Assim há dois movimentos: a captura pela lógica do lucro, pelos capitalistas; a fuga para todos os lados da multidão. Um é o poder da vida, a produção, a criação, o desejo, outro o poder sobre a vida, a captura do desejo pelo mercado.

os movimentos por outra globalização hoje

Tenho encontrado cada vez mais trabalhos acadêmicos sobre os movimentos antiglobalização, principalmente aqueles situados entre Seattle 1999 e Gênova 2001. Estes acontecimentos seriam algo como o 1968 contemporâneo, nos quais lutas em rede, a partir de multiplicidades de singularidades agindo em comum, se insurgiram contra o Império (este também em rede) e seu capitalismo mundial.

Essas lutas entraram em crise em Gênova, passando para uma nova fase nos Fóruns Sociais Mundiais. Também em 2003 protestos em todo o globo contra a guerra manifestaram a expressão da multidão. Porém a ressaca pós-11/9 já havia capturado os movimentos: ficou difícil de se locomover pelo mundo atrás de manifestos após a queda das torres gêmeas: um estado policial se impôs contra manifestações, e boa parte dos grupos preferiu dar atenção às questões da guerra, deixando a luta contra o capitalismo na geladeira. Por fim a guerra proclamada por Bush foi um choque para aqueles que desejavam paz, liberdade e democracia imanente absoluta.

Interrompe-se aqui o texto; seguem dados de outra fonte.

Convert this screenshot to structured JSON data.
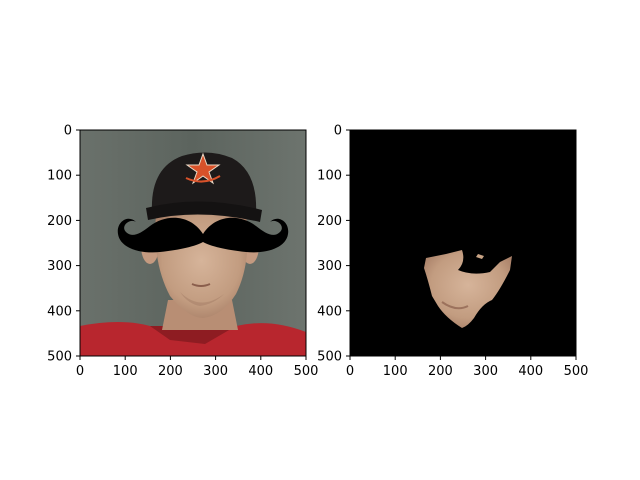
{
  "chart_data": [
    {
      "type": "image",
      "title": "",
      "xlabel": "",
      "ylabel": "",
      "xlim": [
        0,
        500
      ],
      "ylim": [
        500,
        0
      ],
      "xticks": [
        0,
        100,
        200,
        300,
        400,
        500
      ],
      "yticks": [
        0,
        100,
        200,
        300,
        400,
        500
      ],
      "content": "photo of a man in a black cap with an orange star logo and red shirt, with a cartoon black mustache overlay",
      "colors": {
        "background": "#5e6660",
        "cap": "#1d1a1a",
        "logo": "#d8522a",
        "shirt": "#b8262e",
        "skin": "#c9a486",
        "mustache": "#000000"
      }
    },
    {
      "type": "image",
      "title": "",
      "xlabel": "",
      "ylabel": "",
      "xlim": [
        0,
        500
      ],
      "ylim": [
        500,
        0
      ],
      "xticks": [
        0,
        100,
        200,
        300,
        400,
        500
      ],
      "yticks": [
        0,
        100,
        200,
        300,
        400,
        500
      ],
      "content": "segmentation mask: black background showing only the visible lower-face skin region",
      "colors": {
        "background": "#000000",
        "skin": "#c9a486"
      }
    }
  ]
}
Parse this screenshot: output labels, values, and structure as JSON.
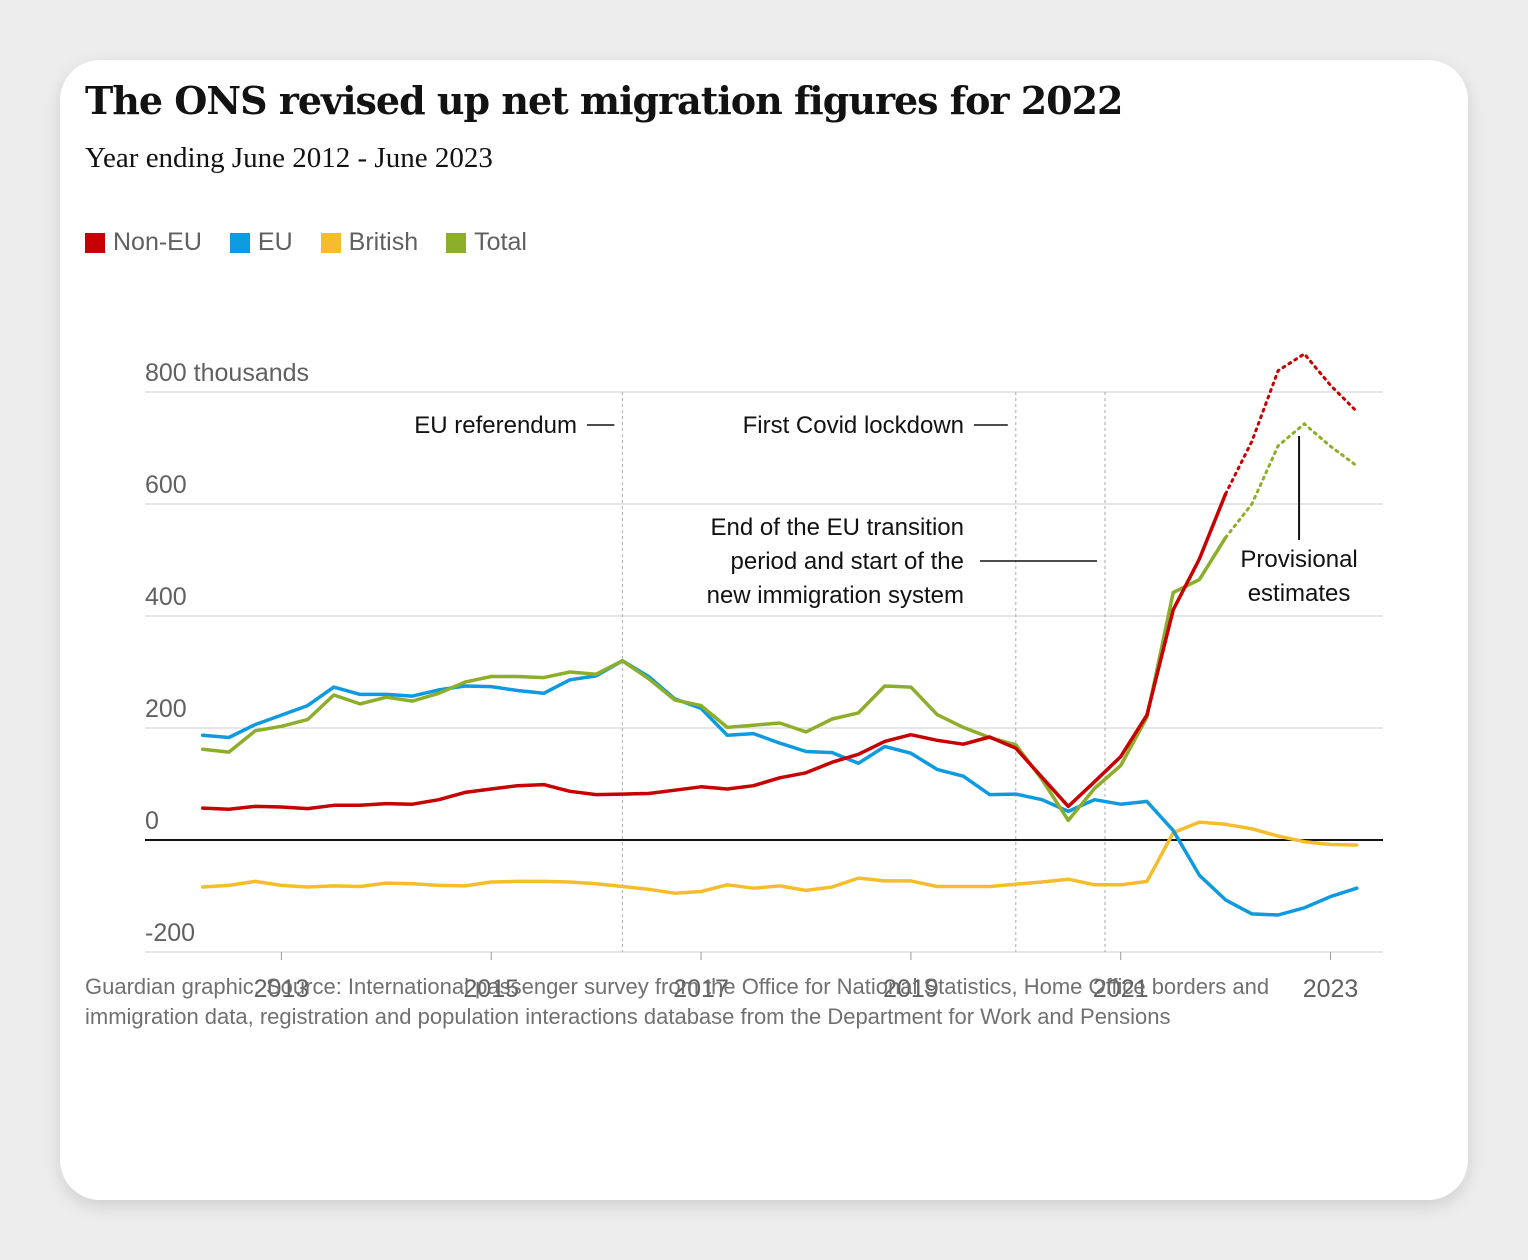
{
  "title": "The ONS revised up net migration figures for 2022",
  "subtitle": "Year ending June 2012 - June 2023",
  "source": "Guardian graphic. Source: International passenger survey from the Office for National Statistics, Home Office borders and immigration data, registration and population interactions database from the Department for Work and Pensions",
  "colors": {
    "non_eu": "#c70000",
    "eu": "#0d9ae0",
    "british": "#f5bd2c",
    "total": "#8cae2b"
  },
  "chart_data": {
    "type": "line",
    "y_unit_label": "800 thousands",
    "yticks": [
      {
        "value": 800,
        "label": "800 thousands"
      },
      {
        "value": 600,
        "label": "600"
      },
      {
        "value": 400,
        "label": "400"
      },
      {
        "value": 200,
        "label": "200"
      },
      {
        "value": 0,
        "label": "0"
      },
      {
        "value": -200,
        "label": "-200"
      }
    ],
    "ylim": [
      -200,
      800
    ],
    "xlim": [
      2011.7,
      2023.5
    ],
    "xticks": [
      {
        "value": 2013,
        "label": "2013"
      },
      {
        "value": 2015,
        "label": "2015"
      },
      {
        "value": 2017,
        "label": "2017"
      },
      {
        "value": 2019,
        "label": "2019"
      },
      {
        "value": 2021,
        "label": "2021"
      },
      {
        "value": 2023,
        "label": "2023"
      }
    ],
    "x": [
      2012.25,
      2012.5,
      2012.75,
      2013.0,
      2013.25,
      2013.5,
      2013.75,
      2014.0,
      2014.25,
      2014.5,
      2014.75,
      2015.0,
      2015.25,
      2015.5,
      2015.75,
      2016.0,
      2016.25,
      2016.5,
      2016.75,
      2017.0,
      2017.25,
      2017.5,
      2017.75,
      2018.0,
      2018.25,
      2018.5,
      2018.75,
      2019.0,
      2019.25,
      2019.5,
      2019.75,
      2020.0,
      2020.25,
      2020.5,
      2020.75,
      2021.0,
      2021.25,
      2021.5,
      2021.75,
      2022.0,
      2022.25,
      2022.5,
      2022.75,
      2023.0,
      2023.25
    ],
    "series": [
      {
        "name": "Non-EU",
        "color_key": "non_eu",
        "values": [
          57,
          55,
          60,
          59,
          56,
          62,
          62,
          65,
          64,
          72,
          85,
          91,
          97,
          99,
          87,
          81,
          82,
          83,
          89,
          95,
          91,
          97,
          111,
          120,
          139,
          153,
          176,
          188,
          178,
          171,
          184,
          164,
          112,
          60,
          104,
          149,
          223,
          411,
          502,
          618,
          712,
          838,
          868,
          812,
          765
        ],
        "provisional_from": 2022.0
      },
      {
        "name": "EU",
        "color_key": "eu",
        "values": [
          187,
          183,
          206,
          223,
          240,
          273,
          260,
          260,
          257,
          268,
          275,
          274,
          267,
          262,
          286,
          293,
          320,
          292,
          252,
          235,
          187,
          190,
          173,
          158,
          156,
          137,
          167,
          155,
          126,
          114,
          81,
          82,
          72,
          51,
          72,
          64,
          69,
          17,
          -63,
          -107,
          -132,
          -134,
          -121,
          -101,
          -86
        ]
      },
      {
        "name": "British",
        "color_key": "british",
        "values": [
          -84,
          -81,
          -74,
          -81,
          -84,
          -82,
          -83,
          -77,
          -78,
          -81,
          -82,
          -75,
          -74,
          -74,
          -75,
          -78,
          -83,
          -88,
          -95,
          -92,
          -80,
          -86,
          -82,
          -90,
          -84,
          -68,
          -73,
          -73,
          -83,
          -83,
          -83,
          -79,
          -75,
          -70,
          -80,
          -80,
          -74,
          13,
          32,
          28,
          20,
          7,
          -3,
          -8,
          -9
        ]
      },
      {
        "name": "Total",
        "color_key": "total",
        "values": [
          162,
          157,
          195,
          203,
          215,
          259,
          243,
          255,
          248,
          262,
          282,
          292,
          292,
          290,
          300,
          296,
          320,
          288,
          250,
          240,
          201,
          205,
          209,
          193,
          216,
          227,
          275,
          273,
          224,
          201,
          183,
          170,
          108,
          35,
          92,
          133,
          219,
          442,
          465,
          540,
          600,
          704,
          743,
          703,
          668
        ],
        "provisional_from": 2022.0
      }
    ],
    "annotations": [
      {
        "x": 2016.25,
        "lines": [
          "EU referendum"
        ]
      },
      {
        "x": 2020.0,
        "lines": [
          "First Covid lockdown"
        ]
      },
      {
        "x": 2020.85,
        "lines": [
          "End of the EU transition",
          "period and start of the",
          "new immigration system"
        ]
      }
    ],
    "provisional_label": [
      "Provisional",
      "estimates"
    ]
  }
}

Depois disso, acontecimentos de grande impacto não mais seriam realizados. Muitas singularidades simplesmente desapareceram, e o Fórum Social que já representava o fim das práticas de ação direta deixa de ser alternativa. Bem, essa é a história que ficou para trás, e que está sendo contada.

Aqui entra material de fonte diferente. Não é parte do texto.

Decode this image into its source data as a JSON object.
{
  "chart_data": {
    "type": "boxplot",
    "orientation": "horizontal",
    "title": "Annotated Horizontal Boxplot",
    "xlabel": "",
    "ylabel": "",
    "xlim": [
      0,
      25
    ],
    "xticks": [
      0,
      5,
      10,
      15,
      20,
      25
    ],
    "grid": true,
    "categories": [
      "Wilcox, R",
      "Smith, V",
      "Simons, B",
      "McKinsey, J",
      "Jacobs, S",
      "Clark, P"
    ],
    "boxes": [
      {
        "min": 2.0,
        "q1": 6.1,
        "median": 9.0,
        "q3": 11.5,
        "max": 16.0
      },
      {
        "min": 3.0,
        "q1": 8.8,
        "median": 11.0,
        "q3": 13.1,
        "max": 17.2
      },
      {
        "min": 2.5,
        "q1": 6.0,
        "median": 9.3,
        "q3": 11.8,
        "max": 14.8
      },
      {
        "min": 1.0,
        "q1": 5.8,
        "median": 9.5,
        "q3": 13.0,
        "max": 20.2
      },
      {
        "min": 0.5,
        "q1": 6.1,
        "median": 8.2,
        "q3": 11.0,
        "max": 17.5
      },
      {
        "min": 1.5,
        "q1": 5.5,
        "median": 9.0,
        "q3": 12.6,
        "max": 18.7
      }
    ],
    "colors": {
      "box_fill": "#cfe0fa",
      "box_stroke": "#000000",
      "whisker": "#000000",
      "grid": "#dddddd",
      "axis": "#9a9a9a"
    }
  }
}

No entanto, ainda há a presença de multidões que resistem em cada encontro de líderes da ordem mundial. Os dois exemplos mais significativos da realidade imediata foram o último G20 no Canadá que permitiu manifestos com mais de vinte mil pessoas, e o acontecimento de maior porte, que fez com que fosse reavivado o imaginário das lutas de Seattle, a COP-15. Nesta, 100 mil pessoas lutaram abaixo da repressão em peso da polícia em Copenhagen, e mais, também aconteceram manifestos globais maciços, principalmente na Inglaterra e na Austrália, ambos com mais ou menos 50 mil pessoas.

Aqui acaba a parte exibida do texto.